Увидев главы церквей на горизонте, Никодим в какой раз проверил печати на ларце, в котором доставлял Гермогену секретную грамоту. Всё было в должном виде. Но дорого бы заплатил Никодим тому, кто открыл бы тайну грамоты. Как ни был дотошен Никодим к приказным бумагам, ему не удалось узнать, какие плевицы доставляет в Казань. Случалось и так, сие Никодим знал, посыльный приносил свой приговор, свою ехидну, которая смертельно жалила его.
Никодиму оставалось уповать на Всевышнего, на его заботу о невинных агнецах.
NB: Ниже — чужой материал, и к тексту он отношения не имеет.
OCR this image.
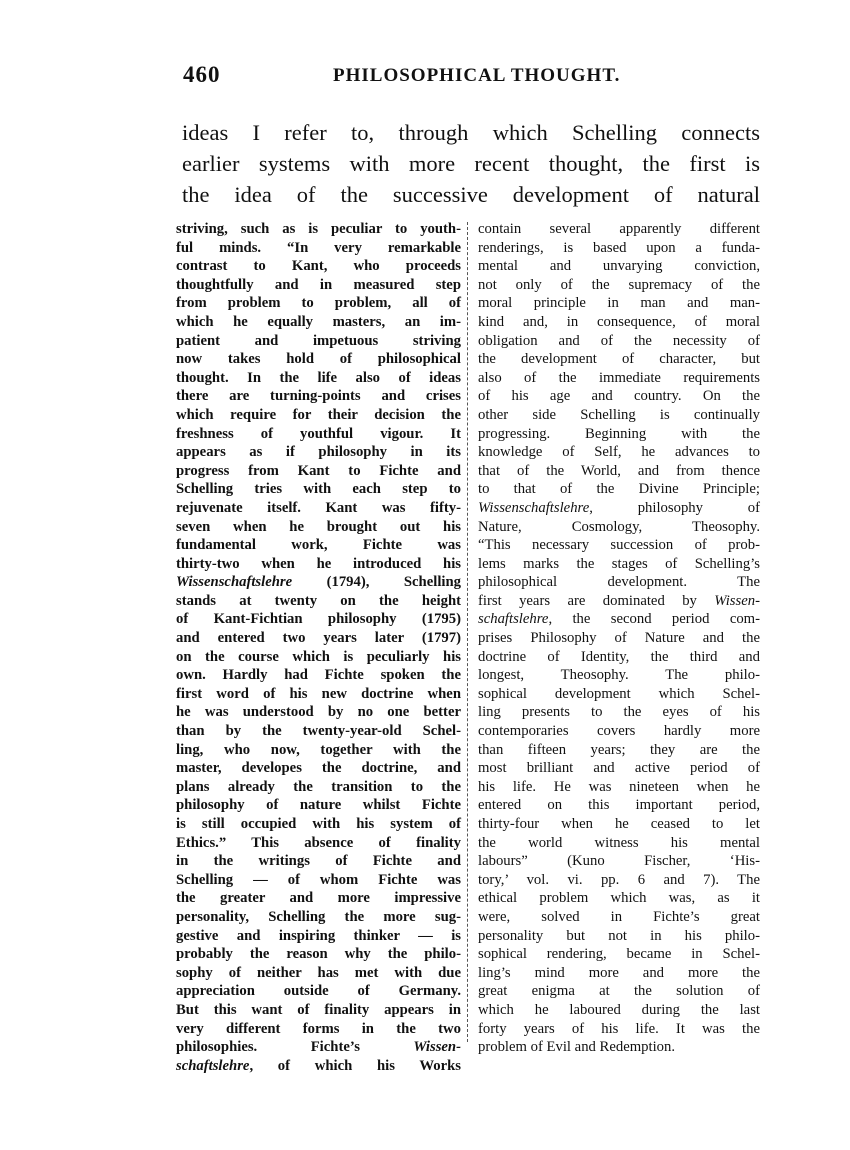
460	PHILOSOPHICAL THOUGHT.
ideas I refer to, through which Schelling connects
earlier systems with more recent thought, the first is
the idea of the successive development of natural
striving, such as is peculiar to youth-
ful minds. “In very remarkable
contrast to Kant, who proceeds
thoughtfully and in measured step
from problem to problem, all of
which he equally masters, an im-
patient and impetuous striving
now takes hold of philosophical
thought. In the life also of ideas
there are turning-points and crises
which require for their decision the
freshness of youthful vigour. It
appears as if philosophy in its
progress from Kant to Fichte and
Schelling tries with each step to
rejuvenate itself. Kant was fifty-
seven when he brought out his
fundamental work, Fichte was
thirty-two when he introduced his
Wissenschaftslehre (1794), Schelling
stands at twenty on the height
of Kant-Fichtian philosophy (1795)
and entered two years later (1797)
on the course which is peculiarly his
own. Hardly had Fichte spoken the
first word of his new doctrine when
he was understood by no one better
than by the twenty-year-old Schel-
ling, who now, together with the
master, developes the doctrine, and
plans already the transition to the
philosophy of nature whilst Fichte
is still occupied with his system of
Ethics.” This absence of finality
in the writings of Fichte and
Schelling — of whom Fichte was
the greater and more impressive
personality, Schelling the more sug-
gestive and inspiring thinker — is
probably the reason why the philo-
sophy of neither has met with due
appreciation outside of Germany.
But this want of finality appears in
very different forms in the two
philosophies. Fichte’s Wissen-
schaftslehre, of which his Works
contain several apparently different
renderings, is based upon a funda-
mental and unvarying conviction,
not only of the supremacy of the
moral principle in man and man-
kind and, in consequence, of moral
obligation and of the necessity of
the development of character, but
also of the immediate requirements
of his age and country. On the
other side Schelling is continually
progressing. Beginning with the
knowledge of Self, he advances to
that of the World, and from thence
to that of the Divine Principle;
Wissenschaftslehre, philosophy of
Nature, Cosmology, Theosophy.
“This necessary succession of prob-
lems marks the stages of Schelling’s
philosophical development. The
first years are dominated by Wissen-
schaftslehre, the second period com-
prises Philosophy of Nature and the
doctrine of Identity, the third and
longest, Theosophy. The philo-
sophical development which Schel-
ling presents to the eyes of his
contemporaries covers hardly more
than fifteen years; they are the
most brilliant and active period of
his life. He was nineteen when he
entered on this important period,
thirty-four when he ceased to let
the world witness his mental
labours” (Kuno Fischer, ‘His-
tory,’ vol. vi. pp. 6 and 7). The
ethical problem which was, as it
were, solved in Fichte’s great
personality but not in his philo-
sophical rendering, became in Schel-
ling’s mind more and more the
great enigma at the solution of
which he laboured during the last
forty years of his life. It was the
problem of Evil and Redemption.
Хотя в душе Никодим не считал себя невинным. Корыстно, вкупе с многими насильниками дядьки царя Бориса Годунова, боярином Семёном, он крутил мельничное колесо, которое вращало жернова тайного государева Судного приказа, и под этими жерновами — в блаженное-то время, как многим казалось, — перемалывались невинные, но оклеветанные жертвы. «Ни при одном государе таких бед не бывало», — вдруг сделал открытие Никодим. Сам подьячий сочинил не одну дюжину доносов. И ещё столько же получил от боярских холопов, клеветавших на своих господ. Да столько же от выпущенных из тюрем татей, которые шныряли по московским улицам, подслушивали, что говорили о царе, что в пользу Лжедмитрия, и доносили. Алчный и лукавый Никодим писал свои доносы ради мшеломства, писал на несущих благостыню, на боголепных. И те, кто знал Никодима, удивлялись, как это терпел патриарх Иов в своих служителях такую ехидну. А Никодим в припадке злости на патриарха яростно шептал: «Да како же не терпеть, коли сам вскормил!»
Такие думы приводили Никодима в уныние, и он с нетерпением ждал конца пути.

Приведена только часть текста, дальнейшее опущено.